A DFL legislative proposal to require insurance plans to cover birth control without co-pays may run counter to President Obama’s efforts to reform health care.
As part of guidelines to help states conform to the Affordable Care Act, the Department of Health and Human Services has directed that states not add benefits as part of the “Essential Health Benefits” (EHB) of health care reform.
From a Feb. 17 bulletin from the department:
“Could a State add State-mandated benefits to the State-selected EHB benchmark plan today without having to defray the costs of those mandated benefits?
A: No. We intend to clarify that under the proposed approach any State-mandated benefits enacted after December 31, 2011 could not be part of EHB for 2014 or 2015, unless already included within the benchmark plan regardless of the mandate.”
However, state Rep. Erin Murphy of St. Paul, one of the authors of the birth control proposal, believes the proposed legislation is in line with the spirit of health care reform.
“The federal government has given the states flexibility and said contraception is prevention,” Murphy said. “Our action is in harmony and not in conflict.”
Murphy is working on the state’s response to federal health care with several outside groups, including the Minnesota Chamber of Commerce, which historically takes a cautious view toward adding mandates.
“Our policy is to ensure that small business and their employees have access to affordable and quality health care, and we need to better understand how mandates fit into this,” said Kate Johansen, the chamber’s health care lobbyist. “So before you add it, make sure that there is a benefit.”
Murphy, who introduced the measure on Tuesday, points to statistics showing that both premiums and overall health care costs go down when birth control is added as a benefit.
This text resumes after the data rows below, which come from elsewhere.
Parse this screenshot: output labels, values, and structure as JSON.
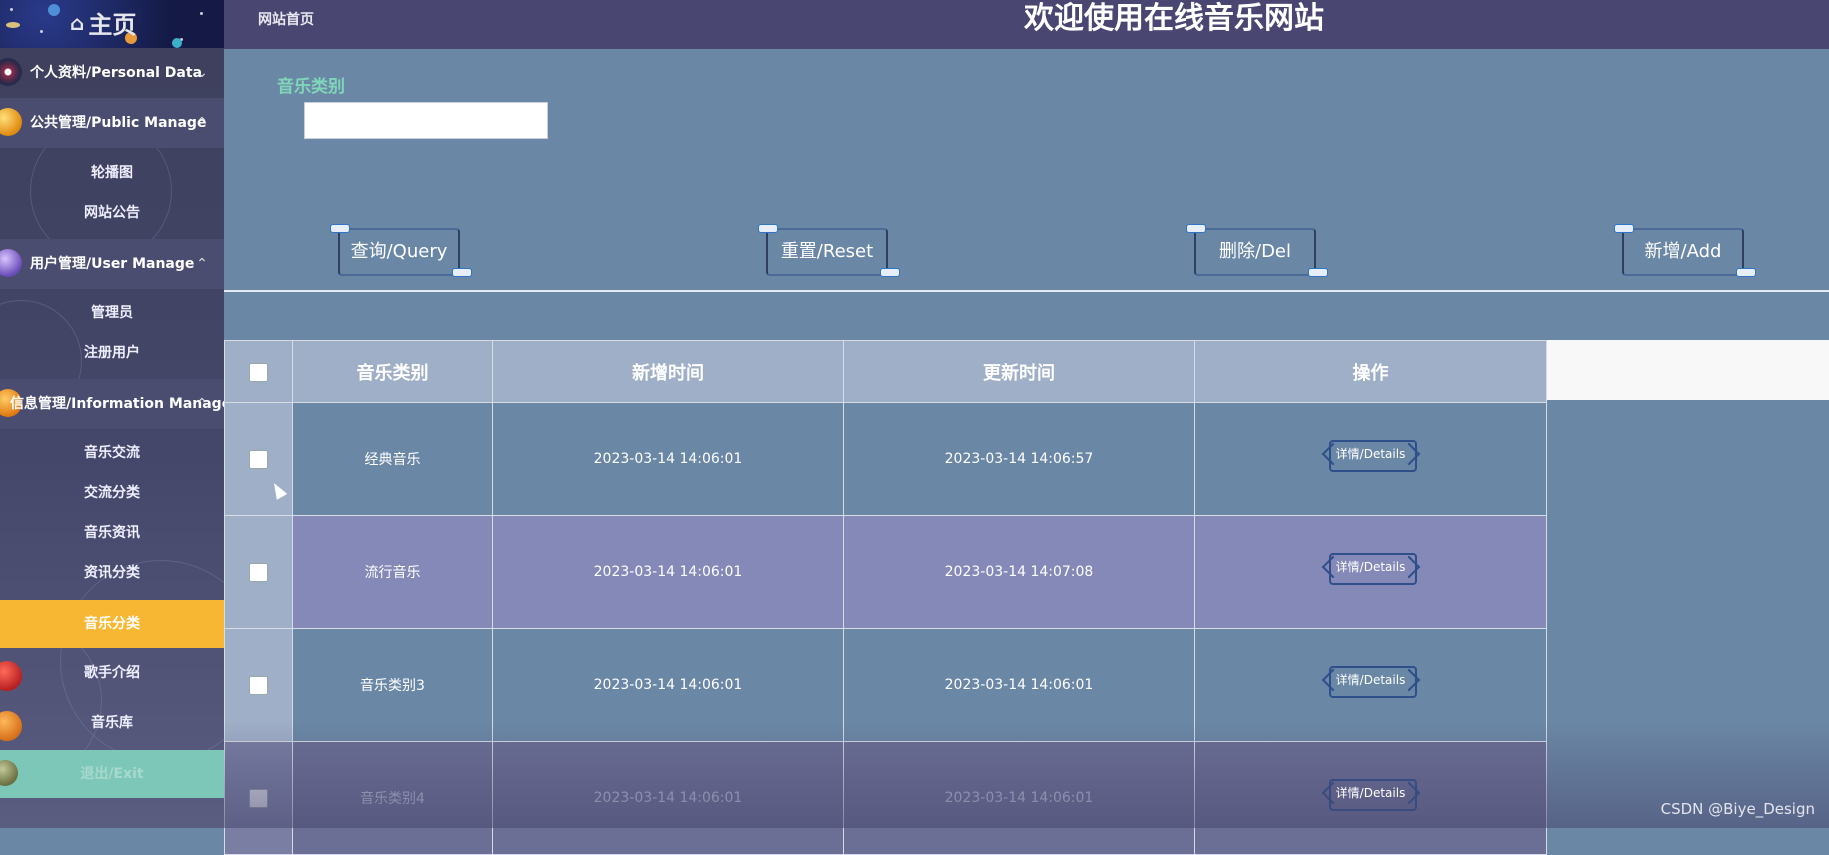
{
  "sidebar": {
    "logo_text": "主页",
    "groups": [
      {
        "label": "个人资料/Personal Data",
        "expanded": false
      },
      {
        "label": "公共管理/Public Manage",
        "expanded": true,
        "items": [
          "轮播图",
          "网站公告"
        ]
      },
      {
        "label": "用户管理/User Manage",
        "expanded": true,
        "items": [
          "管理员",
          "注册用户"
        ]
      },
      {
        "label": "信息管理/Information Manage",
        "expanded": true,
        "items": [
          "音乐交流",
          "交流分类",
          "音乐资讯",
          "资讯分类",
          "音乐分类"
        ]
      }
    ],
    "extra_items": [
      "歌手介绍",
      "音乐库"
    ],
    "active_item": "音乐分类",
    "exit_label": "退出/Exit"
  },
  "topbar": {
    "breadcrumb": "网站首页",
    "site_title": "欢迎使用在线音乐网站"
  },
  "filter": {
    "label": "音乐类别",
    "value": ""
  },
  "buttons": {
    "query": "查询/Query",
    "reset": "重置/Reset",
    "delete": "删除/Del",
    "add": "新增/Add"
  },
  "table": {
    "headers": [
      "音乐类别",
      "新增时间",
      "更新时间",
      "操作"
    ],
    "details_label": "详情/Details",
    "rows": [
      {
        "category": "经典音乐",
        "created": "2023-03-14 14:06:01",
        "updated": "2023-03-14 14:06:57"
      },
      {
        "category": "流行音乐",
        "created": "2023-03-14 14:06:01",
        "updated": "2023-03-14 14:07:08"
      },
      {
        "category": "音乐类别3",
        "created": "2023-03-14 14:06:01",
        "updated": "2023-03-14 14:06:01"
      },
      {
        "category": "音乐类别4",
        "created": "2023-03-14 14:06:01",
        "updated": "2023-03-14 14:06:01"
      }
    ]
  },
  "watermark": "CSDN @Biye_Design",
  "colors": {
    "topbar": "#4a4672",
    "content_bg": "#6b87a6",
    "active_menu": "#f7b733",
    "exit_menu": "#7dc7b8",
    "filter_label": "#7fd6b8"
  }
}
She acknowledges, though, that adding to the state’s already-generous list of requirements for insurers will present a future problem.
The federal government has set benchmarks for insurance mandates that may be more restrictive than Minnesota’s set of 64 now on the books.
“Minnesota will have to take a look at our benefits as we conform with the Affordable Care Act,” Murphy said. “We will have a discussion of what will be covered in Minnesota. That is a difficult discussion ahead.”
If adopted, the birth control coverage would be No. 65 of the state’s required health care benefits.